Single-Atomic Zn/Co-Nx Sites Boost Solid-Soluble Synergistic Catalysis for Lithium-Oxygen Batteries.

Abstract

Lithium-oxygen batteries have attracted widespread attention owing to their superior theoretical energy density. However, they are obstructed by sluggish oxygen reduction (ORR) and evolution reaction (OER) kinetics at air cathodes. Herein, different from using single solid or soluble catalysts, solid-soluble synergistic catalysis is proposed to conjointly enhance ORR/OER performances.

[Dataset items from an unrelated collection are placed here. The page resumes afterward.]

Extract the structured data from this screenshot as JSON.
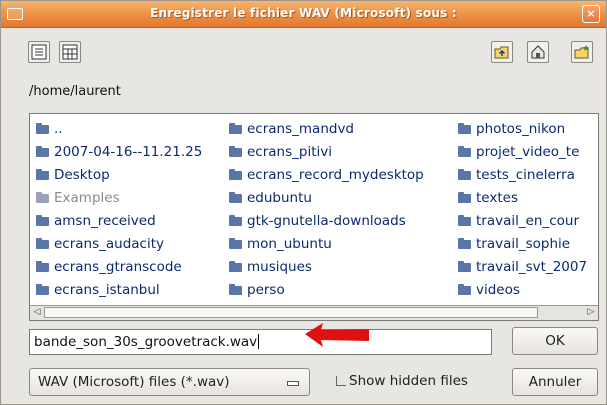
{
  "window": {
    "title": "Enregistrer le fichier WAV (Microsoft) sous :",
    "close_label": "×"
  },
  "toolbar": {
    "left_buttons": [
      {
        "icon": "list-view-icon"
      },
      {
        "icon": "detail-view-icon"
      }
    ],
    "right_buttons": [
      {
        "icon": "parent-folder-icon"
      },
      {
        "icon": "home-folder-icon"
      },
      {
        "icon": "new-folder-icon"
      }
    ]
  },
  "current_path": "/home/laurent",
  "files": {
    "col1": [
      {
        "name": ".."
      },
      {
        "name": "2007-04-16--11.21.25"
      },
      {
        "name": "Desktop"
      },
      {
        "name": "Examples",
        "dim": true
      },
      {
        "name": "amsn_received"
      },
      {
        "name": "ecrans_audacity"
      },
      {
        "name": "ecrans_gtranscode"
      },
      {
        "name": "ecrans_istanbul"
      }
    ],
    "col2": [
      {
        "name": "ecrans_mandvd"
      },
      {
        "name": "ecrans_pitivi"
      },
      {
        "name": "ecrans_record_mydesktop"
      },
      {
        "name": "edubuntu"
      },
      {
        "name": "gtk-gnutella-downloads"
      },
      {
        "name": "mon_ubuntu"
      },
      {
        "name": "musiques"
      },
      {
        "name": "perso"
      }
    ],
    "col3": [
      {
        "name": "photos_nikon"
      },
      {
        "name": "projet_video_te"
      },
      {
        "name": "tests_cinelerra"
      },
      {
        "name": "textes"
      },
      {
        "name": "travail_en_cour"
      },
      {
        "name": "travail_sophie"
      },
      {
        "name": "travail_svt_2007"
      },
      {
        "name": "videos"
      }
    ]
  },
  "filename": {
    "value": "bande_son_30s_groovetrack.wav"
  },
  "buttons": {
    "ok": "OK",
    "cancel": "Annuler"
  },
  "filter": {
    "selected": "WAV (Microsoft) files (*.wav)"
  },
  "show_hidden": {
    "label": "Show hidden files",
    "checked": false
  },
  "colors": {
    "title_bar": "#ee944a",
    "folder_text": "#0b2a70",
    "annotation": "#e01010"
  }
}
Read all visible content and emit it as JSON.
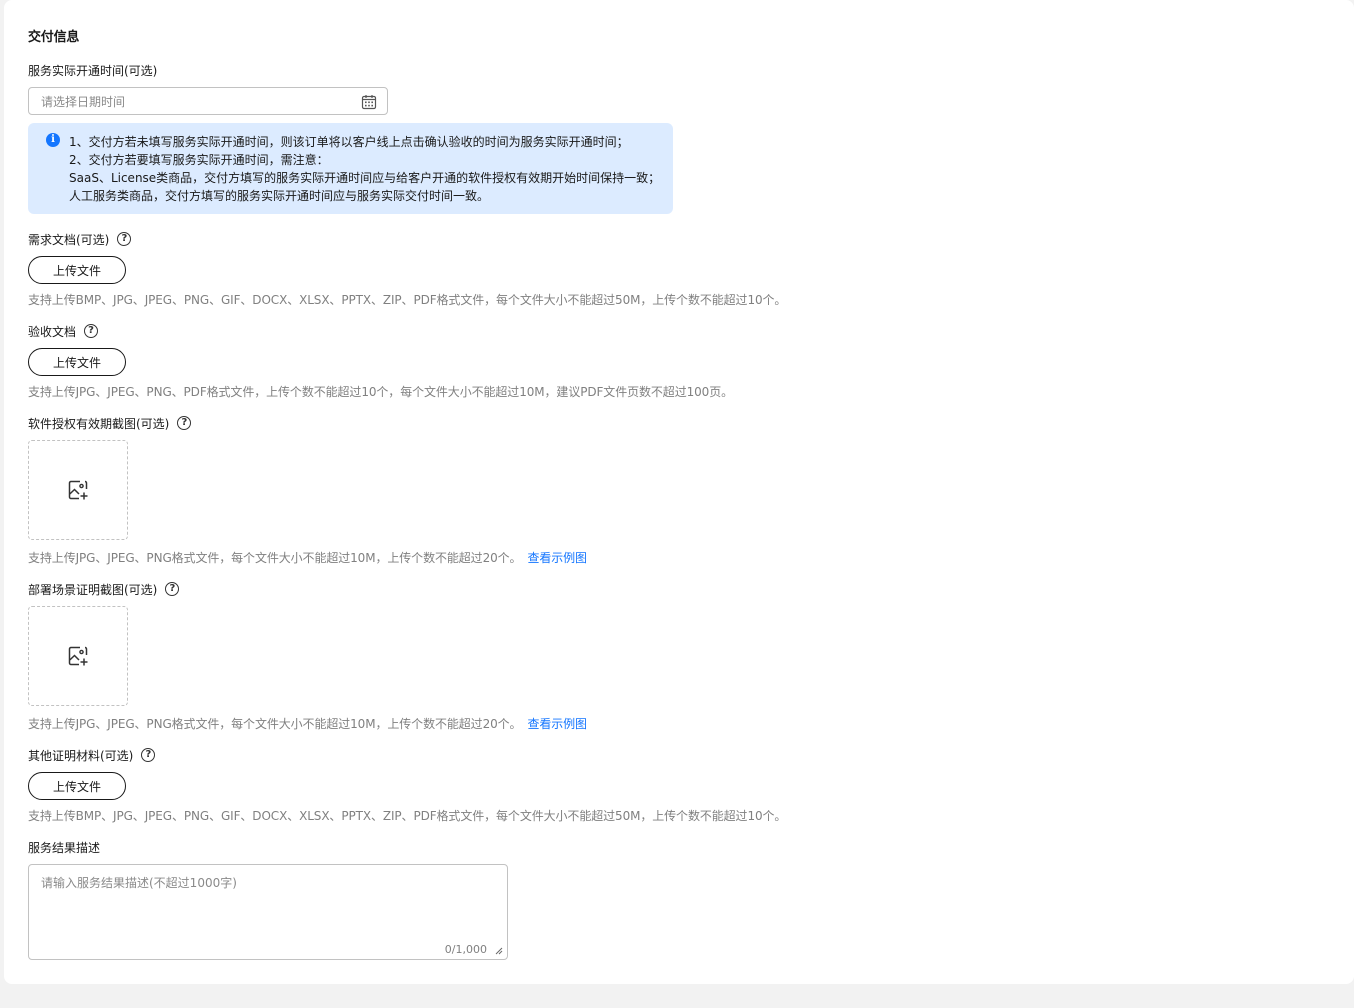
{
  "section": {
    "title": "交付信息"
  },
  "service_start": {
    "label": "服务实际开通时间(可选)",
    "placeholder": "请选择日期时间"
  },
  "notice": {
    "lines": [
      "1、交付方若未填写服务实际开通时间，则该订单将以客户线上点击确认验收的时间为服务实际开通时间；",
      "2、交付方若要填写服务实际开通时间，需注意：",
      "SaaS、License类商品，交付方填写的服务实际开通时间应与给客户开通的软件授权有效期开始时间保持一致；",
      "人工服务类商品，交付方填写的服务实际开通时间应与服务实际交付时间一致。"
    ]
  },
  "requirement_doc": {
    "label": "需求文档(可选)",
    "button": "上传文件",
    "hint": "支持上传BMP、JPG、JPEG、PNG、GIF、DOCX、XLSX、PPTX、ZIP、PDF格式文件，每个文件大小不能超过50M，上传个数不能超过10个。"
  },
  "acceptance_doc": {
    "label": "验收文档",
    "button": "上传文件",
    "hint": "支持上传JPG、JPEG、PNG、PDF格式文件，上传个数不能超过10个，每个文件大小不能超过10M，建议PDF文件页数不超过100页。"
  },
  "license_screenshot": {
    "label": "软件授权有效期截图(可选)",
    "hint": "支持上传JPG、JPEG、PNG格式文件，每个文件大小不能超过10M，上传个数不能超过20个。",
    "link": "查看示例图"
  },
  "deploy_screenshot": {
    "label": "部署场景证明截图(可选)",
    "hint": "支持上传JPG、JPEG、PNG格式文件，每个文件大小不能超过10M，上传个数不能超过20个。",
    "link": "查看示例图"
  },
  "other_material": {
    "label": "其他证明材料(可选)",
    "button": "上传文件",
    "hint": "支持上传BMP、JPG、JPEG、PNG、GIF、DOCX、XLSX、PPTX、ZIP、PDF格式文件，每个文件大小不能超过50M，上传个数不能超过10个。"
  },
  "result_desc": {
    "label": "服务结果描述",
    "placeholder": "请输入服务结果描述(不超过1000字)",
    "counter": "0/1,000"
  },
  "icons": {
    "help": "help-circle-icon",
    "info": "info-icon",
    "calendar": "calendar-icon",
    "image_add": "image-add-icon"
  },
  "colors": {
    "accent": "#1476ff",
    "notice_bg": "#dcebff",
    "hint_text": "#808080"
  }
}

During discharge, single-atomic zinc/cobalt embedded in nitrogen-doped carbon (Zn, Co-N/C) is judiciously engineered as a solid catalyst to regulate the growth pathway of Li2O2 and promote ORR kinetics. During charge, a typical redox mediator (RM, LiI) is added as a soluble catalyst to permit efficient oxidation of Li2O2. Of note is that the atomic Zn/Co-Nx sites can chemically adsorb oxidized iodine (I2) and accelerate OER kinetics, which plays a decisive role in eliminating the shuttle effect of I3-/I2 to the Li anode. Coupling a single-atomic catalyst with restricted oxidized iodine offers an exceptional discharge capacity, remarkably low polarization, and superior long-term cycling stability.